Trade Finance Global and Bibby Financial Services structure a £9.3m facility for SBZ Corporation, a global manufacturer, supplier and distributor of additives, markers, special products and Bitumen
SBZ Corporation, a global manufacturer and distributor of additives and chemicals for the oil industry, has received a £9.35m funding line, facilitated by Trade Finance Global, through Bibby Financial Services (BFS), to assist in the growth of its trade.
Essex based SBZ Corporation have received a mixture of Invoice Finance (£7m), Trade Finance (£1.5m) and FX facilities (£150k) to grow UK operations, along with an additional £700k in its US sister company.
SBZ was established in 2003. The business is a supplier and distributor of fuel additives, lubricant additives, base oils, marker dyes and specialist products designed to meet the needs of international oil groups.
Following strong recent growth, SBZ has invested heavily in its business this year and will be opening a new purpose built blending plant at its current facilities in January 2018, which will help to grow the business further. To help feed this new capacity, the business sought to increase the level of Invoice Finance funding that it could receive. By working with the business and understanding the future growth projections, BFS was able to increase the facility to £7m, giving the business the extra capacity that it needed.
Laurence Holder, Chief Executive at SBZ Corporation, said: “We’ve seen significant growth in recent years as a result of increasing demand for our products. With a new facility opening soon, we needed additional buying power in order to purchase the supplies we require to serve our customers. Bibby Financial Services was able to provide us with the funding we needed in a short space of time.
“BFS bought into our vision for the future of the company and worked closely alongside us to structure a deal that met our needs.”
A key component to increasing the growth of the business is access to raw materials that SBZ imports into the UK. In the past, the business has worked with European suppliers on shorter delivery times, but this often comes with a price premium. Increasingly, the business is looking to suppliers in China and the Far East which are more competitive in pricing, but with orders often taking between 6-8 weeks for delivery and payment required prior to dispatch. With the help of its new Trade Finance facility, SBZ is able to pay its suppliers upfront, allowing for the longer delivery times, and remain in a positive cash flow position.

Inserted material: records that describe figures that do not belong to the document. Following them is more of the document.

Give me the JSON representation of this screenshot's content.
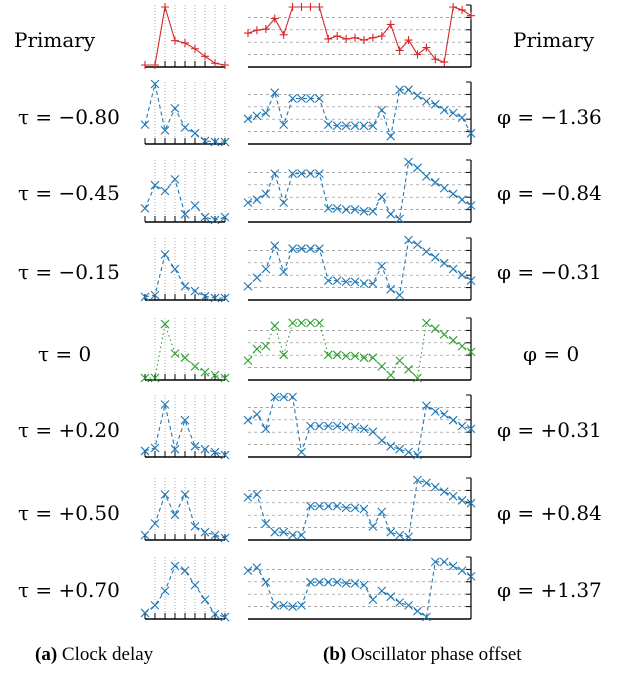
{
  "left_labels": [
    "Primary",
    "τ = −0.80",
    "τ = −0.45",
    "τ = −0.15",
    "τ = 0",
    "τ = +0.20",
    "τ = +0.50",
    "τ = +0.70"
  ],
  "right_labels": [
    "Primary",
    "φ = −1.36",
    "φ = −0.84",
    "φ = −0.31",
    "φ = 0",
    "φ = +0.31",
    "φ = +0.84",
    "φ = +1.37"
  ],
  "captions": {
    "a_tag": "(a)",
    "a_text": "Clock delay",
    "b_tag": "(b)",
    "b_text": "Oscillator phase offset"
  },
  "colors": {
    "primary": "#d62728",
    "variant": "#1f77b4",
    "reference": "#2ca02c"
  },
  "chart_data": [
    {
      "type": "line",
      "panel": "(a) Clock delay",
      "ylim": [
        0,
        1
      ],
      "grid": "vertical dotted",
      "series": [
        {
          "label": "Primary",
          "marker": "+",
          "color": "#d62728",
          "style": "solid",
          "x": [
            0,
            1,
            2,
            3,
            4,
            5,
            6,
            7,
            8
          ],
          "values": [
            0.0,
            0.0,
            1.0,
            0.42,
            0.38,
            0.28,
            0.15,
            0.03,
            0.0
          ]
        },
        {
          "label": "τ = −0.80",
          "marker": "x",
          "color": "#1f77b4",
          "style": "dashed",
          "x": [
            0,
            1,
            2,
            3,
            4,
            5,
            6,
            7,
            8
          ],
          "values": [
            0.3,
            1.0,
            0.2,
            0.58,
            0.25,
            0.15,
            0.02,
            0.0,
            0.0
          ]
        },
        {
          "label": "τ = −0.45",
          "marker": "x",
          "color": "#1f77b4",
          "style": "dashed",
          "x": [
            0,
            1,
            2,
            3,
            4,
            5,
            6,
            7,
            8
          ],
          "values": [
            0.2,
            0.6,
            0.5,
            0.7,
            0.1,
            0.25,
            0.05,
            0.0,
            0.05
          ]
        },
        {
          "label": "τ = −0.15",
          "marker": "x",
          "color": "#1f77b4",
          "style": "dashed",
          "x": [
            0,
            1,
            2,
            3,
            4,
            5,
            6,
            7,
            8
          ],
          "values": [
            0.02,
            0.05,
            0.75,
            0.5,
            0.2,
            0.12,
            0.03,
            0.0,
            0.0
          ]
        },
        {
          "label": "τ = 0",
          "marker": "x",
          "color": "#2ca02c",
          "style": "dotted",
          "x": [
            0,
            1,
            2,
            3,
            4,
            5,
            6,
            7,
            8
          ],
          "values": [
            0.0,
            0.0,
            0.93,
            0.42,
            0.35,
            0.2,
            0.1,
            0.05,
            0.0
          ]
        },
        {
          "label": "τ = +0.20",
          "marker": "x",
          "color": "#1f77b4",
          "style": "dashed",
          "x": [
            0,
            1,
            2,
            3,
            4,
            5,
            6,
            7,
            8
          ],
          "values": [
            0.07,
            0.12,
            0.87,
            0.1,
            0.6,
            0.15,
            0.1,
            0.05,
            0.0
          ]
        },
        {
          "label": "τ = +0.50",
          "marker": "x",
          "color": "#1f77b4",
          "style": "dashed",
          "x": [
            0,
            1,
            2,
            3,
            4,
            5,
            6,
            7,
            8
          ],
          "values": [
            0.05,
            0.25,
            0.75,
            0.4,
            0.75,
            0.2,
            0.1,
            0.05,
            0.0
          ]
        },
        {
          "label": "τ = +0.70",
          "marker": "x",
          "color": "#1f77b4",
          "style": "dashed",
          "x": [
            0,
            1,
            2,
            3,
            4,
            5,
            6,
            7,
            8
          ],
          "values": [
            0.07,
            0.2,
            0.45,
            0.88,
            0.8,
            0.55,
            0.3,
            0.05,
            0.0
          ]
        }
      ]
    },
    {
      "type": "line",
      "panel": "(b) Oscillator phase offset",
      "ylim": [
        0,
        1
      ],
      "grid": "horizontal dashed",
      "series": [
        {
          "label": "Primary",
          "marker": "+",
          "color": "#d62728",
          "style": "solid",
          "x": [
            0,
            1,
            2,
            3,
            4,
            5,
            6,
            7,
            8,
            9,
            10,
            11,
            12,
            13,
            14,
            15,
            16,
            17,
            18,
            19,
            20,
            21,
            22,
            23,
            24,
            25
          ],
          "values": [
            0.55,
            0.6,
            0.62,
            0.8,
            0.52,
            1.0,
            1.0,
            1.0,
            1.0,
            0.45,
            0.5,
            0.45,
            0.47,
            0.43,
            0.47,
            0.5,
            0.7,
            0.25,
            0.43,
            0.18,
            0.3,
            0.1,
            0.05,
            1.0,
            0.95,
            0.85
          ]
        },
        {
          "label": "φ = −1.36",
          "marker": "x",
          "color": "#1f77b4",
          "style": "dashed",
          "x": [
            0,
            1,
            2,
            3,
            4,
            5,
            6,
            7,
            8,
            9,
            10,
            11,
            12,
            13,
            14,
            15,
            16,
            17,
            18,
            19,
            20,
            21,
            22,
            23,
            24,
            25
          ],
          "values": [
            0.4,
            0.45,
            0.5,
            0.85,
            0.3,
            0.75,
            0.75,
            0.75,
            0.75,
            0.3,
            0.28,
            0.28,
            0.28,
            0.28,
            0.28,
            0.55,
            0.1,
            0.9,
            0.9,
            0.8,
            0.7,
            0.65,
            0.55,
            0.5,
            0.42,
            0.15
          ]
        },
        {
          "label": "φ = −0.84",
          "marker": "x",
          "color": "#1f77b4",
          "style": "dashed",
          "x": [
            0,
            1,
            2,
            3,
            4,
            5,
            6,
            7,
            8,
            9,
            10,
            11,
            12,
            13,
            14,
            15,
            16,
            17,
            18,
            19,
            20,
            21,
            22,
            23,
            24,
            25
          ],
          "values": [
            0.3,
            0.35,
            0.45,
            0.8,
            0.3,
            0.8,
            0.8,
            0.8,
            0.8,
            0.2,
            0.2,
            0.18,
            0.18,
            0.15,
            0.15,
            0.4,
            0.1,
            0.02,
            1.0,
            0.9,
            0.75,
            0.65,
            0.55,
            0.45,
            0.35,
            0.25
          ]
        },
        {
          "label": "φ = −0.31",
          "marker": "x",
          "color": "#1f77b4",
          "style": "dashed",
          "x": [
            0,
            1,
            2,
            3,
            4,
            5,
            6,
            7,
            8,
            9,
            10,
            11,
            12,
            13,
            14,
            15,
            16,
            17,
            18,
            19,
            20,
            21,
            22,
            23,
            24,
            25
          ],
          "values": [
            0.2,
            0.35,
            0.5,
            0.9,
            0.45,
            0.85,
            0.85,
            0.85,
            0.85,
            0.3,
            0.3,
            0.28,
            0.28,
            0.25,
            0.25,
            0.55,
            0.15,
            0.05,
            1.0,
            0.92,
            0.8,
            0.7,
            0.6,
            0.5,
            0.4,
            0.3
          ]
        },
        {
          "label": "φ = 0",
          "marker": "x",
          "color": "#2ca02c",
          "style": "dotted",
          "x": [
            0,
            1,
            2,
            3,
            4,
            5,
            6,
            7,
            8,
            9,
            10,
            11,
            12,
            13,
            14,
            15,
            16,
            17,
            18,
            19,
            20,
            21,
            22,
            23,
            24,
            25
          ],
          "values": [
            0.3,
            0.5,
            0.55,
            0.9,
            0.4,
            0.95,
            0.95,
            0.95,
            0.95,
            0.4,
            0.4,
            0.38,
            0.38,
            0.35,
            0.35,
            0.2,
            0.05,
            0.3,
            0.15,
            0.0,
            0.95,
            0.85,
            0.75,
            0.65,
            0.55,
            0.45
          ]
        },
        {
          "label": "φ = +0.31",
          "marker": "x",
          "color": "#1f77b4",
          "style": "dashed",
          "x": [
            0,
            1,
            2,
            3,
            4,
            5,
            6,
            7,
            8,
            9,
            10,
            11,
            12,
            13,
            14,
            15,
            16,
            17,
            18,
            19,
            20,
            21,
            22,
            23,
            24,
            25
          ],
          "values": [
            0.6,
            0.7,
            0.45,
            1.0,
            1.0,
            1.0,
            0.05,
            0.5,
            0.5,
            0.5,
            0.5,
            0.48,
            0.48,
            0.45,
            0.4,
            0.25,
            0.15,
            0.1,
            0.05,
            0.0,
            0.85,
            0.75,
            0.7,
            0.6,
            0.5,
            0.45
          ]
        },
        {
          "label": "φ = +0.84",
          "marker": "x",
          "color": "#1f77b4",
          "style": "dashed",
          "x": [
            0,
            1,
            2,
            3,
            4,
            5,
            6,
            7,
            8,
            9,
            10,
            11,
            12,
            13,
            14,
            15,
            16,
            17,
            18,
            19,
            20,
            21,
            22,
            23,
            24,
            25
          ],
          "values": [
            0.7,
            0.75,
            0.25,
            0.1,
            0.1,
            0.05,
            0.05,
            0.55,
            0.55,
            0.55,
            0.55,
            0.52,
            0.52,
            0.5,
            0.2,
            0.45,
            0.1,
            0.05,
            0.02,
            1.0,
            0.95,
            0.88,
            0.8,
            0.72,
            0.65,
            0.6
          ]
        },
        {
          "label": "φ = +1.37",
          "marker": "x",
          "color": "#1f77b4",
          "style": "dashed",
          "x": [
            0,
            1,
            2,
            3,
            4,
            5,
            6,
            7,
            8,
            9,
            10,
            11,
            12,
            13,
            14,
            15,
            16,
            17,
            18,
            19,
            20,
            21,
            22,
            23,
            24,
            25
          ],
          "values": [
            0.8,
            0.85,
            0.6,
            0.2,
            0.2,
            0.18,
            0.2,
            0.6,
            0.6,
            0.6,
            0.6,
            0.58,
            0.58,
            0.55,
            0.3,
            0.45,
            0.35,
            0.25,
            0.2,
            0.1,
            0.0,
            0.95,
            0.95,
            0.88,
            0.8,
            0.7
          ]
        }
      ]
    }
  ]
}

Mr Holder continued: “As a result of the EU referendum and the fall in the pound, we have seen our costs go up as we import a large proportion of our raw materials. At the same time, we have tried our best to keep our prices the same for our customers.
“We have therefore increasingly looked to other suppliers which are able to keep us competitive by providing raw materials at a lower cost. To remain in a strong cash flow position we now use our Trade Finance facility to navigate the different payment terms from international suppliers and are able to pay upfront.”
The final component to the funding package is the FX facility which allows the business to buy in China while trading in U.S. dollars. Working with bigger orders from its suppliers, SBZ agrees forward contracts which lock in the exchange rate at an agreed price, removing the risk of volatility in currency markets.
Mark Abrams, Partner at Trade Finance Global, said: “SBZ needed a flexible facility which could grow as it increased its operations in the US. Working with BFS and TFG, SBZ Corporation was able to get a structured facility in place quickly so that it could have additional buying power and realise its growth plans.
“Working with BFS in the UK and the US, the funding line has enabled SBZ to use its international structure to leverage and grow in markets which were more difficult to secure funding in.
“SBZ are an example of a company with ambitions to expand in global markets, and using innovative finance structures to help facilitate that growth.”